Publié le 14 novembre 2022
ENVIRONNEMENT
Le patrimoine financier des milliardaires fait exploser les émissions de gaz à effet de serre
Le mode de vie des plus riches est de plus en plus décrié pour son impact environnemental. Mais c’est leur patrimoine financier auquel s’est cette fois intéressé Oxfam. Dans un nouveau rapport, l’ONG met en lumière l’empreinte carbone liée aux investissements de 125 des milliardaires les plus riches du monde. S’ils aggravent aujourd’hui la crise climatique, ils pourraient jouer un rôle important dans la transition écologique en réorientant leurs actifs vers des activités décarbonées.

DR/Dall-E
Si une attention grandissante est portée sur le mode de vie des plus riches, comme a pu l’illustrer la polémique autour des vols en jets privés cet été, la question de leur patrimoine financier reste souvent obscure. Et pourtant, ce dernier constitue une part importante de leur empreinte carbone. C’est tout le sujet d’une étude publiée le 7 novembre dernier par Oxfam, à l’occasion du lancement de la COP27 en Égypte. Après avoir passé à la loupe les actifs financiers des milliardaires français en février dernier, l’ONG a analysé et quantifié les émissions carbone liées au portefeuille d’investissement de 125 des milliardaires les plus riches du monde. Et ses conclusions donnent le tournis.
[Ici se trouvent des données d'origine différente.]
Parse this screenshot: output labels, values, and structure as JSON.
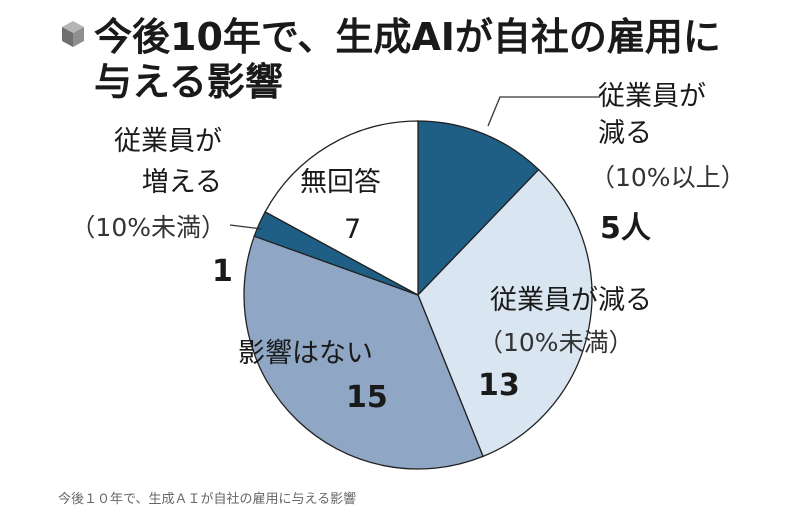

"Les émissions liées au mode de vie ostentatoire des milliardaires sont socialement inacceptables, mais ce n’est que la face visible de l’iceberg. Lorsqu’on s’intéresse à l’impact de leur patrimoine financier, alors on change de dimension : leurs émissions sont un million de fois plus élevé qu’un individu moyen", affirme dans un communiqué Alexandre Poidatz, responsable de plaidoyer acteurs privés et climat chez Oxfam France et co-auteur du rapport. En effet, avec 2400 milliards de dollars d'investissements cumulés, les 125 milliardaires de l’échantillon émettent chacun plus de 3 millions de tonnes de CO2 par an. Un chiffre vertigineux comparé aux 2,76 tonnes de CO2 émises en moyenne chaque année par 90% des personnes les plus pauvres dans le monde.
Réorienter les investissements carbonés
Le secteur et les activités des entreprises dans lesquelles investissent les plus riches est déterminant dans le poids de leur empreinte carbone. Oxfam révèle ainsi que les milliardaires détiendraient en moyenne 14% de leurs actifs dans des industries polluantes, comme les énergies fossiles. A contrario, une seule personne de l’échantillon étudié disposerait d’investissements dans une entreprise produisant des énergies renouvelables, souligne l’ONG.
En redirigeant leurs participations vers des entreprises impliquées dans la transition écologique, les plus riches ont donc le pouvoir de réduire les émissions de gaz à effet de serre à une large échelle. Selon le rapport d’Oxfam, en investissant dans un fonds aux normes environnementales et sociales plus strictes, les 125 milliardaires pourraient diviser par quatre leurs émissions. Certains s’y engagent déjà, à l’instar de Bill Gates qui, au travers du fonds Breakthrough Energy Ventures, investit en Europe pour développer des technologies de rupture dans des secteurs très émetteurs comme la production d’électricité, les transports ou la construction.
Oxfam appelle également les gouvernements à mettre en place une "fiscalité sur les richesses et les investissements dans les industries polluantes" et instaurer des politiques tenant compte des inégalités climatiques. "Pour garantir une transition écologique socialement juste, le changement de logiciel est simple : le poids de la transition écologique doit être transféré des consommateurs les plus précaires, qui polluent le moins, aux producteurs les plus riches, qui polluent le plus et ont les moyens de transformer ces outils de production", précise Alexandre Poidatz. Pour l’ONG, la création d’un ISF climatique pourrait permettre de financer des mécanismes répondant à l’urgence climatique, comme les pertes et dommages, question centrale de la COP 27 qui se tient actuellement.